[Guest]

How many prime numbers

that are less than a billion

have a digit sum

that is a prime number

that is less than

the sum of the digits

of the number of factors

of a googol?

Edited November 7, 2009 by xamdam

[Guest]

wow.

i am a bit drunk so shall get back to you with the correcto answer shortly

[Guest]

3 - (2,3,101)

Number of factors in a googol... A googol is 10¹⁰⁰. 1 is a factor. Every power of 10 up to 100 is also a factor. For each power of 10 there is another power of 2 and 5.

Therefore I count 301 factors. The digit sum of this is 4. So the prime number that is the digit sum of our number must either be 3 or 2. If the digit sum was 3 then it wouldn't be prime with the exception of 3 itself. So we are looking for numbers less than a billion that have a digit sum of 2. It cannot be even , except 2, so it must end and start in a 1. 101 is the only such number less than a billion that is prime.

[Guest]

if 101 is less than a billion and equals two than wouldn't 1001, 10001, 100001....?

3 - (2,3,101)

Number of factors in a googol... A googol is 10¹⁰⁰. 1 is a factor. Every power of 10 up to 100 is also a factor. For each power of 10 there is another power of 2 and 5.

Therefore I count 301 factors. The digit sum of this is 4. So the prime number that is the digit sum of our number must either be 3 or 2. If the digit sum was 3 then it wouldn't be prime with the exception of 3 itself. So we are looking for numbers less than a billion that have a digit sum of 2. It cannot be even , except 2, so it must end and start in a 1. 101 is the only such number less than a billion that is prime.

Edited November 7, 2009 by txmom2

[Guest]

3 - (2,3,101)

Number of factors in a googol... A googol is 10¹⁰⁰. 1 is a factor. Every power of 10 up to 100 is also a factor. For each power of 10 there is another power of 2 and 5.

Therefore I count 301 factors. The digit sum of this is 4. So the prime number that is the digit sum of our number must either be 3 or 2. If the digit sum was 3 then it wouldn't be prime with the exception of 3 itself. So we are looking for numbers less than a billion that have a digit sum of 2. It cannot be even , except 2, so it must end and start in a 1. 101 is the only such number less than a billion that is prime.

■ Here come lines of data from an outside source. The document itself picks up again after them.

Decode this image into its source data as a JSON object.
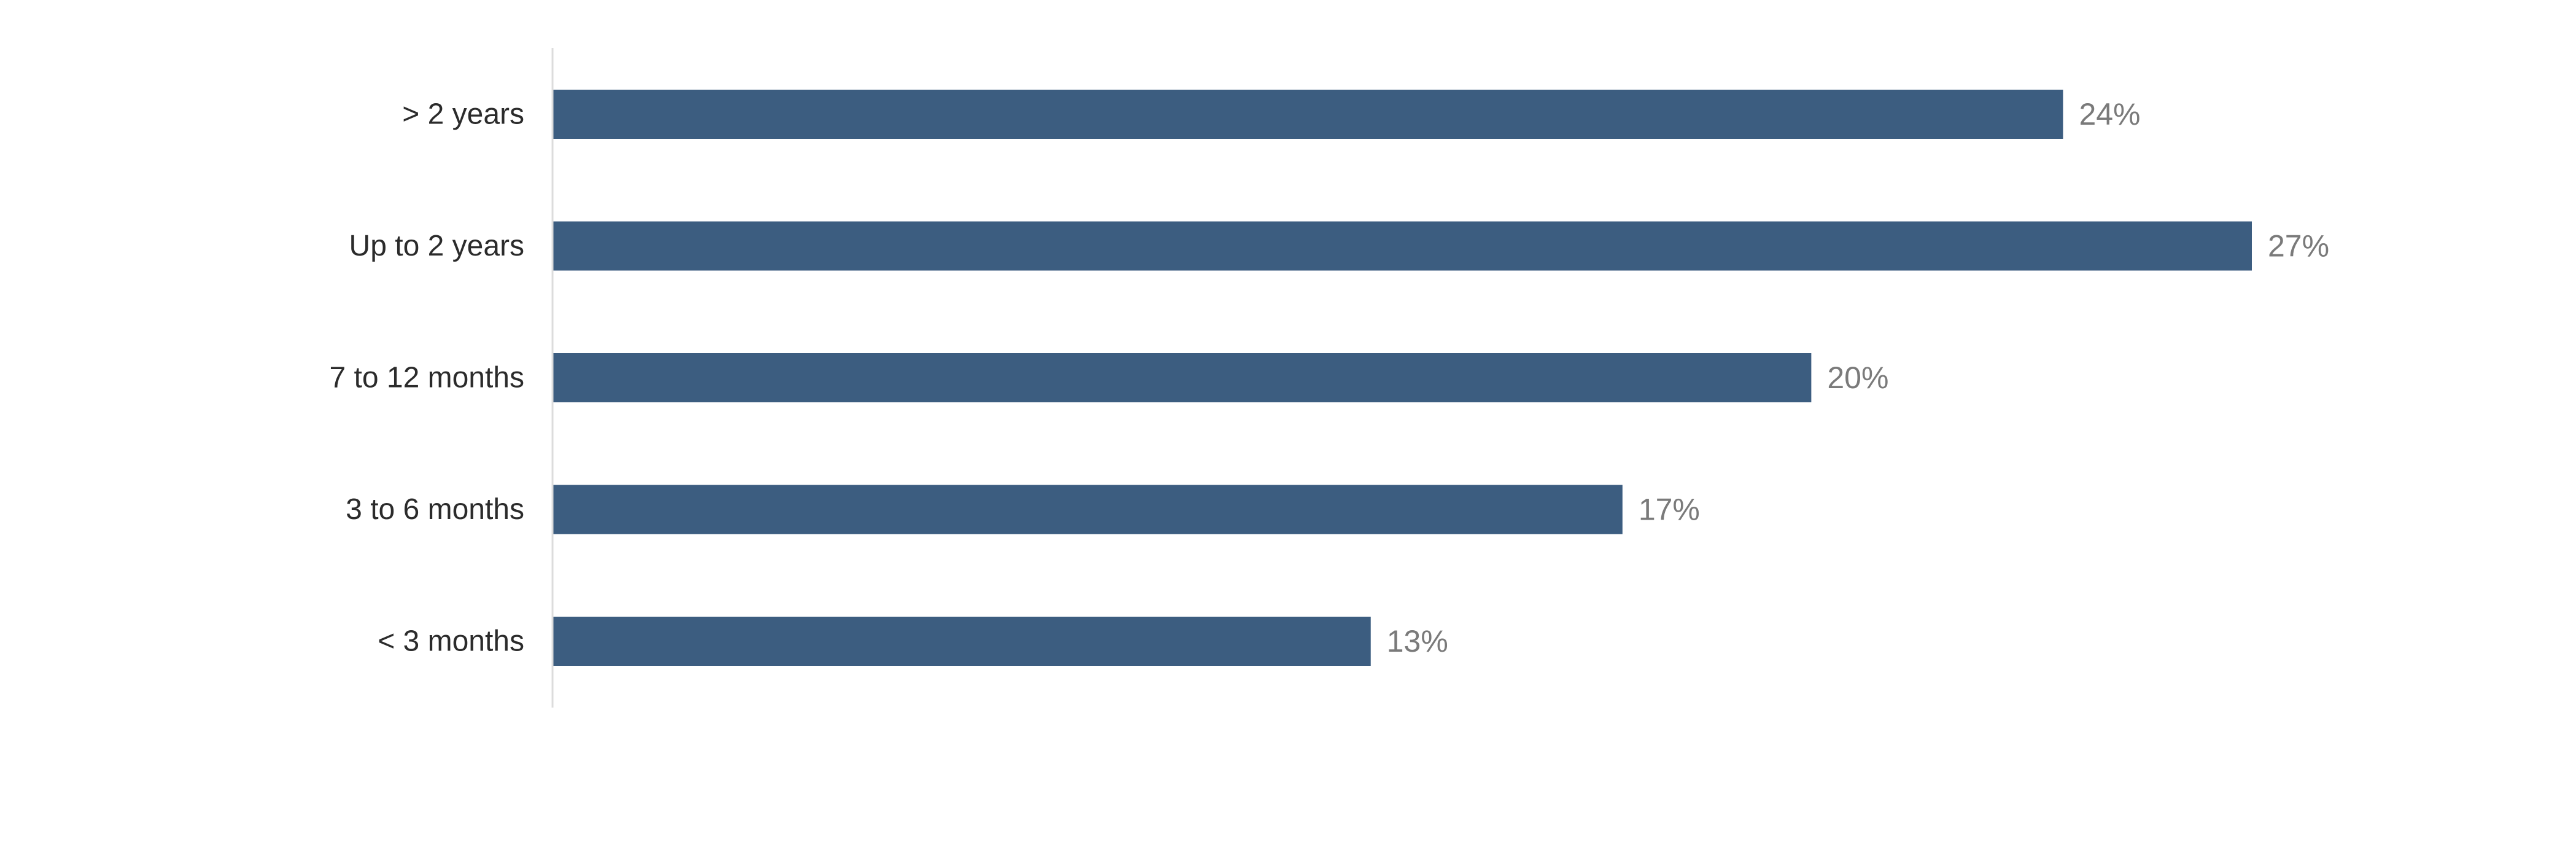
{
  "chart_data": {
    "type": "bar",
    "orientation": "horizontal",
    "categories": [
      "> 2 years",
      "Up to 2 years",
      "7 to 12 months",
      "3 to 6 months",
      "< 3 months"
    ],
    "values": [
      24,
      27,
      20,
      17,
      13
    ],
    "value_labels": [
      "24%",
      "27%",
      "20%",
      "17%",
      "13%"
    ],
    "unit": "%",
    "xlim": [
      0,
      27
    ],
    "grid": false,
    "legend": "none",
    "colors": {
      "bar": "#3c5d80",
      "category_text": "#2b2b2b",
      "value_text": "#7a7a7a",
      "axis": "#dcdcdc"
    }
  }
}
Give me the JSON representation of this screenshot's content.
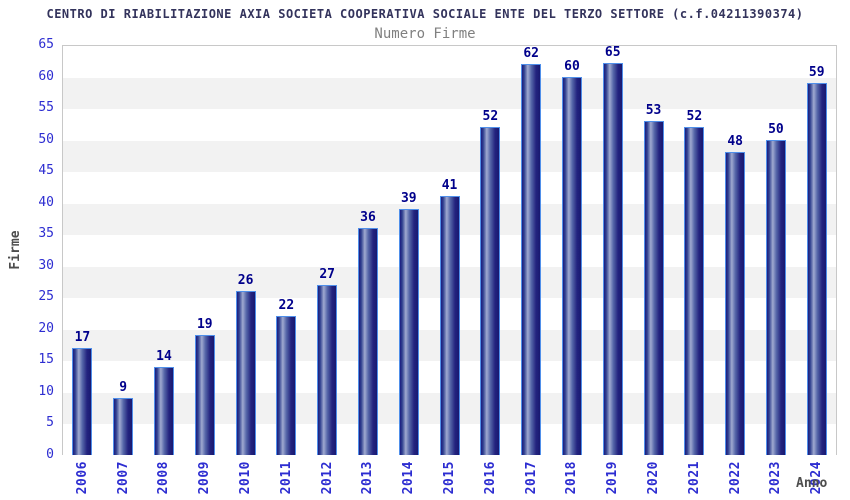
{
  "header": {
    "title": "CENTRO DI RIABILITAZIONE AXIA SOCIETA COOPERATIVA SOCIALE ENTE DEL TERZO SETTORE (c.f.04211390374)",
    "subtitle": "Numero Firme"
  },
  "axes": {
    "y_title": "Firme",
    "x_title": "Anno",
    "y_ticks": [
      0,
      5,
      10,
      15,
      20,
      25,
      30,
      35,
      40,
      45,
      50,
      55,
      60,
      65
    ]
  },
  "chart_data": {
    "type": "bar",
    "title": "Numero Firme",
    "categories": [
      "2006",
      "2007",
      "2008",
      "2009",
      "2010",
      "2011",
      "2012",
      "2013",
      "2014",
      "2015",
      "2016",
      "2017",
      "2018",
      "2019",
      "2020",
      "2021",
      "2022",
      "2023",
      "2024"
    ],
    "values": [
      17,
      9,
      14,
      19,
      26,
      22,
      27,
      36,
      39,
      41,
      52,
      62,
      60,
      65,
      53,
      52,
      48,
      50,
      59
    ],
    "xlabel": "Anno",
    "ylabel": "Firme",
    "ylim": [
      0,
      65
    ],
    "ytick_step": 5,
    "grid": "horizontal-bands",
    "legend_position": "none",
    "data_labels": true
  },
  "colors": {
    "title_text": "#33335c",
    "subtitle_text": "#808080",
    "tick_label": "#2d2dd1",
    "value_label": "#00008b",
    "axis_title": "#4d4d4d",
    "bar_dark": "#1c1c80",
    "bar_highlight": "#9fa9d0",
    "bar_border": "#4f8fea",
    "band_gray": "#f2f2f2",
    "band_white": "#ffffff",
    "plot_border": "#c8c8c8"
  }
}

I think I disagree with the number of factors you found for a googol. For example, does your analysis include 20 as a factor? I count 10201 factors.

[Guest]

10201 factors. But the rest of my answer should still be correct.

[Guest]

3 - (2,3,101)

Number of factors in a googol... A googol is 10¹⁰⁰. 1 is a factor. Every power of 10 up to 100 is also a factor. For each power of 10 there is another power of 2 and 5.

Therefore I count 301 factors. The digit sum of this is 4. So the prime number that is the digit sum of our number must either be 3 or 2. If the digit sum was 3 then it wouldn't be prime with the exception of 3 itself. So we are looking for numbers less than a billion that have a digit sum of 2. It cannot be even , except 2, so it must end and start in a 1. 101 is the only such number less than a billion that is prime.

11? Prime and sum is 2

if 101 is less than a billion and equals two than wouldn't 1001, 10001, 100001....?

Those numbers aren't prime?

[Guest]

Nice teamwork, all. Glad you caught that last one, Zachs -- I was afraid it was going to get away. Welcome to the Den!

four primes: 2, 3, 11 and 101 that had prime digit sums less than the sum of the digits of 10201

Edited November 10, 2009 by xamdam

[Guest]

Nice teamwork, all. Glad you caught that last one, Zachs -- I was afraid it was going to get away. Welcome to the Den!

four primes: 2, 3, 11 and 101 that had prime digit sums less than the sum of the digits of 10201

Thanks. My friend and I have been doing these for a while now. I try to figure out the 'trick' to them. He wrote a custom data type and brute forces everything on his computer. We couldn't let that one slip through though. :-)

[Guest]

Thanks. My friend and I have been doing these for a while now. I try to figure out the 'trick' to them. He wrote a custom data type and brute forces everything on his computer. We couldn't let that one slip through though. :-)

Sounds like a good combination.

Just curious -- there was a "Factors and Factorials" puzzle a few weeks ago that contained numbers like 9001 factorial. Can your friend's custom data type handle numbers that big?